» Pt paź 17, 2025 12:57
Re: żałoba po stracie zwierzęcia domowego - badanie do pracy
tez wypełniłam
chociaż przecież na samopoczucie ma wpływ tyle innych zmiennych; chociazby to czy to było jedno z wielu zwierząt, które się posiada, czy całkiem jedyne, jakie życie się prowadzi, czy ma się obecnie zwierzęta itd, na ile jest się zajętym itd
nie żebym była jakaś nieczuła; chociaż może jestem.
smierć zwierzaka jest okropna; no ale są inne zwierzaki, które żyją i które wymagają opieki i wsparcia; czyli właściciela spokojnego, zrównoważonego, pogodnego
ale być może to jest tak, że jak ktoś jest empatyczny, to rzeczywiście przezywa bardzo / i te wszystkie elementy z ankiety wtedy występują - ma koszmary, ręcę mu się trzęsą, nie może spać, odczuwa lęk itd
no, a jak ktoś nie jest empatyczny, to myśli kilka dni nad tym co następnym razem mógłby zrobić lepiej-co by należało poprawić i oczywiście jest mu smutno / ale raczej skupia się na opiece nad pozostałymi zwierzakami niż na rozpamiętywaniu straty. Pozostałe zwierzęta/ koty czy psy / patrzą i czują jaki nastrój ma właściciel. Po co je stresować, skoro i tak rozpamiętywanie nic nie da?

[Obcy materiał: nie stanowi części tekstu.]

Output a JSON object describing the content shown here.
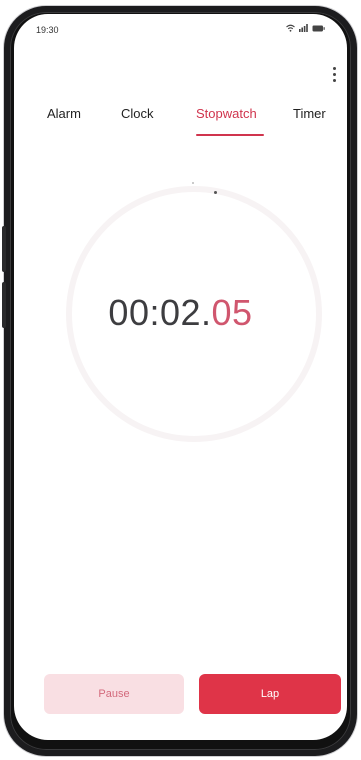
{
  "status_bar": {
    "time": "19:30"
  },
  "icons": {
    "wifi": "wifi-icon",
    "signal": "signal-icon",
    "battery": "battery-icon",
    "more": "more-vertical-icon"
  },
  "tabs": [
    {
      "label": "Alarm",
      "active": false
    },
    {
      "label": "Clock",
      "active": false
    },
    {
      "label": "Stopwatch",
      "active": true
    },
    {
      "label": "Timer",
      "active": false
    }
  ],
  "stopwatch": {
    "main": "00:02.",
    "hundredths": "05"
  },
  "buttons": {
    "pause_label": "Pause",
    "lap_label": "Lap"
  },
  "colors": {
    "accent": "#d0344d",
    "lap_button": "#df3448",
    "pause_button": "#f9dfe3"
  }
}
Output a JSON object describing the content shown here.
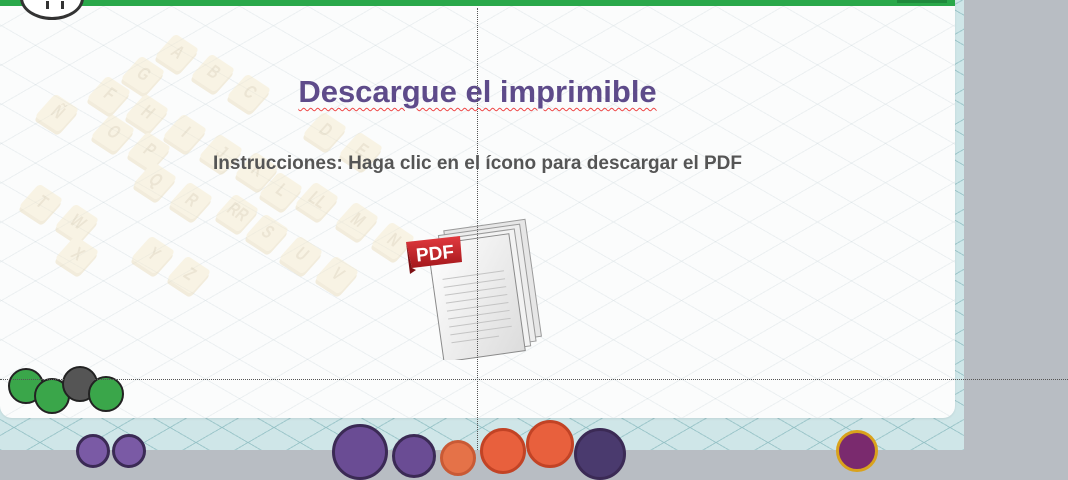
{
  "page": {
    "title": "Descargue el imprimible",
    "instructions": "Instrucciones: Haga clic en el ícono para descargar el PDF"
  },
  "download": {
    "icon": "pdf-document-icon",
    "badge_text": "PDF"
  },
  "background_tiles": [
    "A",
    "B",
    "C",
    "G",
    "H",
    "I",
    "J",
    "K",
    "Ñ",
    "O",
    "P",
    "Q",
    "R",
    "S",
    "T",
    "U",
    "V",
    "W",
    "X",
    "Y",
    "Z",
    "LL",
    "M",
    "N",
    "RR",
    "D",
    "E",
    "F",
    "L"
  ],
  "colors": {
    "accent_green": "#2aa84a",
    "title_purple": "#5e4b8a",
    "instruction_gray": "#555555",
    "pdf_red": "#c0272d"
  }
}
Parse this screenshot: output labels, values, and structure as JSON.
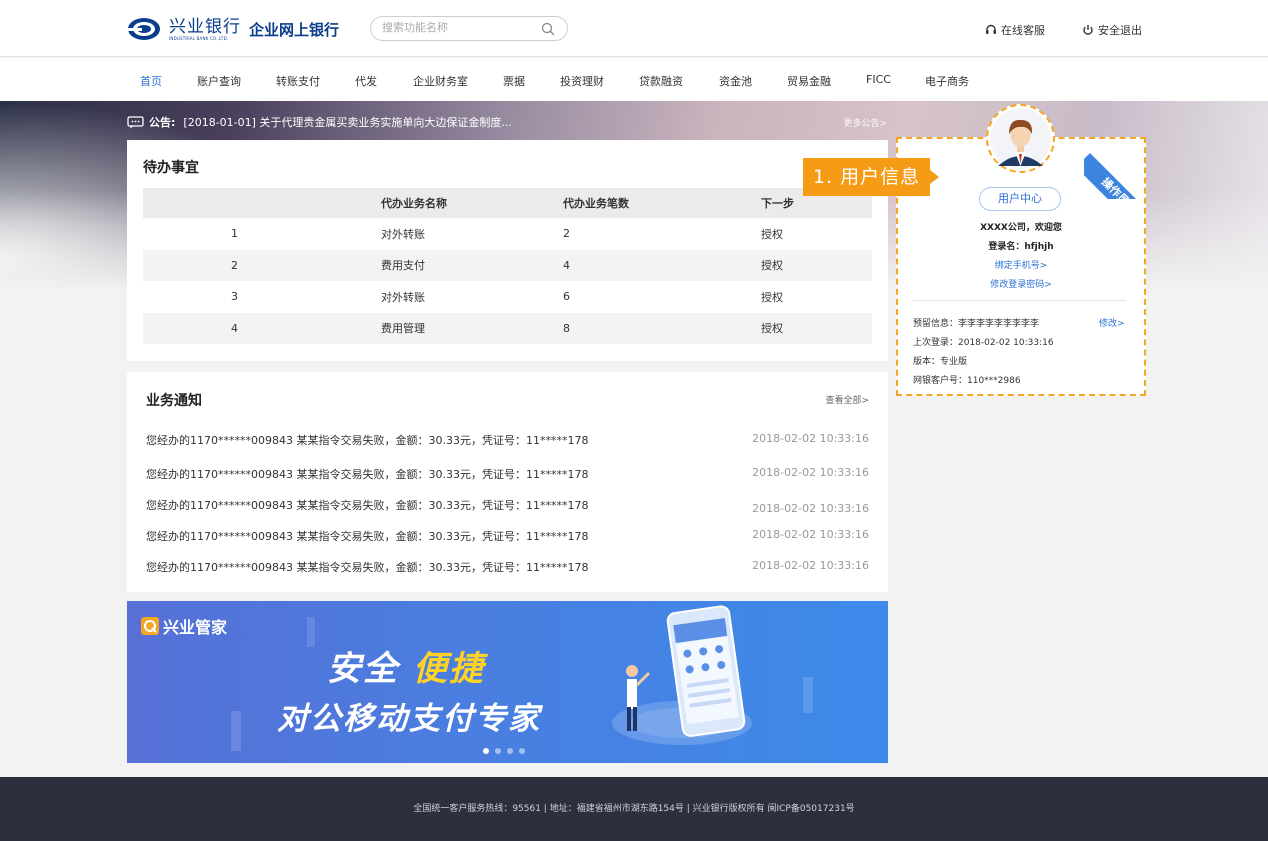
{
  "header": {
    "brand_cn": "兴业银行",
    "brand_en": "INDUSTRIAL BANK CO.,LTD.",
    "brand_sub": "企业网上银行",
    "search_placeholder": "搜索功能名称",
    "service_label": "在线客服",
    "logout_label": "安全退出"
  },
  "nav": {
    "items": [
      "首页",
      "账户查询",
      "转账支付",
      "代发",
      "企业财务室",
      "票据",
      "投资理财",
      "贷款融资",
      "资金池",
      "贸易金融",
      "FICC",
      "电子商务"
    ],
    "active_index": 0,
    "accent_color": "#2a6fd6"
  },
  "notice_bar": {
    "label": "公告:",
    "text": "[2018-01-01]  关于代理贵金属买卖业务实施单向大边保证金制度...",
    "more": "更多公告>"
  },
  "todo": {
    "title": "待办事宜",
    "columns": [
      "",
      "代办业务名称",
      "代办业务笔数",
      "下一步"
    ],
    "rows": [
      [
        "1",
        "对外转账",
        "2",
        "授权"
      ],
      [
        "2",
        "费用支付",
        "4",
        "授权"
      ],
      [
        "3",
        "对外转账",
        "6",
        "授权"
      ],
      [
        "4",
        "费用管理",
        "8",
        "授权"
      ]
    ]
  },
  "business_notices": {
    "title": "业务通知",
    "view_all": "查看全部>",
    "items": [
      {
        "text": "您经办的1170******009843 某某指令交易失败，金额：30.33元，凭证号：11*****178",
        "time": "2018-02-02   10:33:16"
      },
      {
        "text": "您经办的1170******009843 某某指令交易失败，金额：30.33元，凭证号：11*****178",
        "time": "2018-02-02   10:33:16"
      },
      {
        "text": "您经办的1170******009843 某某指令交易失败，金额：30.33元，凭证号：11*****178",
        "time": "2018-02-02   10:33:16"
      },
      {
        "text": "您经办的1170******009843 某某指令交易失败，金额：30.33元，凭证号：11*****178",
        "time": "2018-02-02   10:33:16"
      },
      {
        "text": "您经办的1170******009843 某某指令交易失败，金额：30.33元，凭证号：11*****178",
        "time": "2018-02-02   10:33:16"
      }
    ]
  },
  "promo": {
    "brand": "兴业管家",
    "line1_a": "安全",
    "line1_b": "便捷",
    "line2": "对公移动支付专家",
    "slide_count": 4,
    "active_slide": 0
  },
  "user_card": {
    "callout": "1. 用户信息",
    "role_badge": "操作员",
    "center_button": "用户中心",
    "welcome": "XXXX公司，欢迎您",
    "login_name": "登录名：hfjhjh",
    "bind_phone": "绑定手机号>",
    "change_password": "修改登录密码>",
    "reserved_info": "预留信息：李李李李李李李李李",
    "edit": "修改>",
    "last_login": "上次登录：2018-02-02 10:33:16",
    "version": "版本：专业版",
    "customer_no": "网银客户号：110***2986",
    "border_color": "#f5a623"
  },
  "footer": {
    "text": "全国统一客户服务热线：95561  |  地址：福建省福州市湖东路154号  |  兴业银行版权所有  闽ICP备05017231号"
  }
}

mam oczywiście na myśli rozpamiętywanie w kontekście żalu/koszmarów/ lęku.
Bo zwierzak, chociaż odszedł, zostaje w człowieku i te wszystkie piękne czy zabawne wspólne chwile tez zostają w człowieku i cieszą/grzeją. Tak jakby w człowieku zostawało takie światełko. Wystarczy zamknąć oczy i już można wspominać; tak jakby się czerpało skarby ze skrzyni. Te skarby, które się zbierało przez cały czas zycia zwierzaka.
i chociaz zwierzak odchodzi, co jest oczywiście smutne, chociaż często nieuchronne, zostaje się z wielka skrzynią wspomnień, którymi można się cieszyć nawet wiele lat później.